Posts
by n splendorr
January 19, 2021

"untethered, I will soar"

Five Iron Frenzy has a new album out, and it's full of antifascist anthems. It's great. It's also got me listening to their back catalog, including this song that comes to mind often when I need to rev myself up for something.

Five Iron's a funny band. They're a "Christian band," often writing overtly about or to god. I was still a christian in my interior when I learned about them, so they're one of like three bands still grandparented in to my despicably-godless present taste. }:) I don't have time to go into it, but the thing I want to say is: more than maybe any other band, they've managed to achieve feelings in some of their songs that approach whatever the material sensation of the "sacred" might be. Their songs can still lift my heart in a specific way; a feeling of aspiration, of there being something special about being alive, and that it's nice to remember.

Some of their songs are just silly. Some of them are solid rock songs. The singer's voice is one of my favorites. They've always opposed the abuse of power ("Riot Gear") and conservative interpretations of christian doctrine (too many songs to list). For their new album to consist almost entirely of songs clearly and directly criticizing the modern right wing in all its guises... I'm grateful for it. I hope there are christians listening.

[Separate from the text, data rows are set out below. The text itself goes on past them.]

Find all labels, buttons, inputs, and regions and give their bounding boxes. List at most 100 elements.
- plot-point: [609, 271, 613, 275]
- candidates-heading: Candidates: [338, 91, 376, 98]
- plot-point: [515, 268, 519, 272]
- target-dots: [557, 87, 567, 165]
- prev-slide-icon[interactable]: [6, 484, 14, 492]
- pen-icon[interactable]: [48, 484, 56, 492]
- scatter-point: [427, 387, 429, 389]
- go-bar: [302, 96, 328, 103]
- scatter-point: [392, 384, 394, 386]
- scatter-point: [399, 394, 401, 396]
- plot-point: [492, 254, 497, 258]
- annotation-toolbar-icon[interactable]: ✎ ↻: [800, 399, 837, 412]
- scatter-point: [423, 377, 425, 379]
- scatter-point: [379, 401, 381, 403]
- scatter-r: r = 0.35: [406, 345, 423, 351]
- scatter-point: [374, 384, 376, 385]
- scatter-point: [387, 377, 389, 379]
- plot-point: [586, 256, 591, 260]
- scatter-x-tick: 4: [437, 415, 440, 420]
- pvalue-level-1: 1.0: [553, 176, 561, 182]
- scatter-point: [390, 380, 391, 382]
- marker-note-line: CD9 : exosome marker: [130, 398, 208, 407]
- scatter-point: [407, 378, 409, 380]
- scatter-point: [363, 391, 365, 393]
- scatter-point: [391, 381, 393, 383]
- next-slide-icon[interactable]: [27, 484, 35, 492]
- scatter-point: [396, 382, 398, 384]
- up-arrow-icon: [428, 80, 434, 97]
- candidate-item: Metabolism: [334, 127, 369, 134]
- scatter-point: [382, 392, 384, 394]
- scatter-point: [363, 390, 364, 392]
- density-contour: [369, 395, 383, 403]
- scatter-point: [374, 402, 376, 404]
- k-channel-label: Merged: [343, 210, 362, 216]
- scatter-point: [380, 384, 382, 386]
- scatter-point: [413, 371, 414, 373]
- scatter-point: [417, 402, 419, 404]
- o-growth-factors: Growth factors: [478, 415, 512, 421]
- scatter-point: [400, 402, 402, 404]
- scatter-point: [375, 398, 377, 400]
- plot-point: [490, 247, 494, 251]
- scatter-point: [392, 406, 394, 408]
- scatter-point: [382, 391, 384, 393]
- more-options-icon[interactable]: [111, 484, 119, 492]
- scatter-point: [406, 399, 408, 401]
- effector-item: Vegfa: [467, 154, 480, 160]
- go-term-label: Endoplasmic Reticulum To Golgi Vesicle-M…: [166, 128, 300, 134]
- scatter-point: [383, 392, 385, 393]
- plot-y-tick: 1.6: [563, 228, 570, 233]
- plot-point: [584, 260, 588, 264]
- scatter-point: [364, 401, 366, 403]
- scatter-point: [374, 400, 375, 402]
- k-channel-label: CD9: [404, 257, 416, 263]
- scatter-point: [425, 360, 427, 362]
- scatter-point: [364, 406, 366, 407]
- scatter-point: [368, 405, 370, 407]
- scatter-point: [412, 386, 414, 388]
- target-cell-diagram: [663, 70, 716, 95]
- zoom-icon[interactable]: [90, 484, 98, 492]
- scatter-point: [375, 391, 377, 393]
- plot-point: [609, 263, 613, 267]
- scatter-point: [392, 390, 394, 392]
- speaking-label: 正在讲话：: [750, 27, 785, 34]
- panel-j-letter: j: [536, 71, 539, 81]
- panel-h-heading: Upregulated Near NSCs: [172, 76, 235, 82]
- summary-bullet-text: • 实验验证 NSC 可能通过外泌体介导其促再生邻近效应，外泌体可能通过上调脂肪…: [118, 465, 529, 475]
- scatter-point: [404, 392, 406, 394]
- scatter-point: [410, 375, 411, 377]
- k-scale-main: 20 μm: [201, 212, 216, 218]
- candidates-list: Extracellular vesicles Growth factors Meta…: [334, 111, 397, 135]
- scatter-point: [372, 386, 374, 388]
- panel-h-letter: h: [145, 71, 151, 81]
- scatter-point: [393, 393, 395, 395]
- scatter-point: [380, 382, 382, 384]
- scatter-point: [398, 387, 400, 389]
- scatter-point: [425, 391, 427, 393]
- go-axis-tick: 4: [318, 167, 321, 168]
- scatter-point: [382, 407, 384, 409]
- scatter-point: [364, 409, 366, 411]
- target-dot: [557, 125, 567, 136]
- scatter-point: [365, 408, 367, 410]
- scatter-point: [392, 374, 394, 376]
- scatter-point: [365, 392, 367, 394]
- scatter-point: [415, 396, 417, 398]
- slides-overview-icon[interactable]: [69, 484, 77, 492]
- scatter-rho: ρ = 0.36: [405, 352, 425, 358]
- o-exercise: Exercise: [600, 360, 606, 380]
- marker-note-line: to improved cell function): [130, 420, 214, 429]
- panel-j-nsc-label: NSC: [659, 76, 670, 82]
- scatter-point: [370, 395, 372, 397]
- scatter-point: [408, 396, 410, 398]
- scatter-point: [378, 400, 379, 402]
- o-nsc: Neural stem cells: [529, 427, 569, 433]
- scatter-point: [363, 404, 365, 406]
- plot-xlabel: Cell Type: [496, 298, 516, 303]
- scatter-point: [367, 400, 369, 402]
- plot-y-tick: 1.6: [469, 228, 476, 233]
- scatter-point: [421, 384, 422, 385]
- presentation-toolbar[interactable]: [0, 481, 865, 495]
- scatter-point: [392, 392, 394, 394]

And today, as I discuss moving into my own apartment for the first time in years, I feel the terror of instability yawn beneath me. Can I really maintain a life of day-to-day productivity? Well, I've been doing it for quite a while now; I reckon I'll just have to keep doing it. And as overwrought as it is, as far away as I feel from this sentiment, this is how I want to feel:

"Hulking, smashing, I come crashing, nothing like when I was small. That feeble coward that you knew has undergone an overhaul. I am unstoppable. I am the cannonball."

January 13, 2021

"people to be"

January 13, 2021

"I'll think it through, what you wish for"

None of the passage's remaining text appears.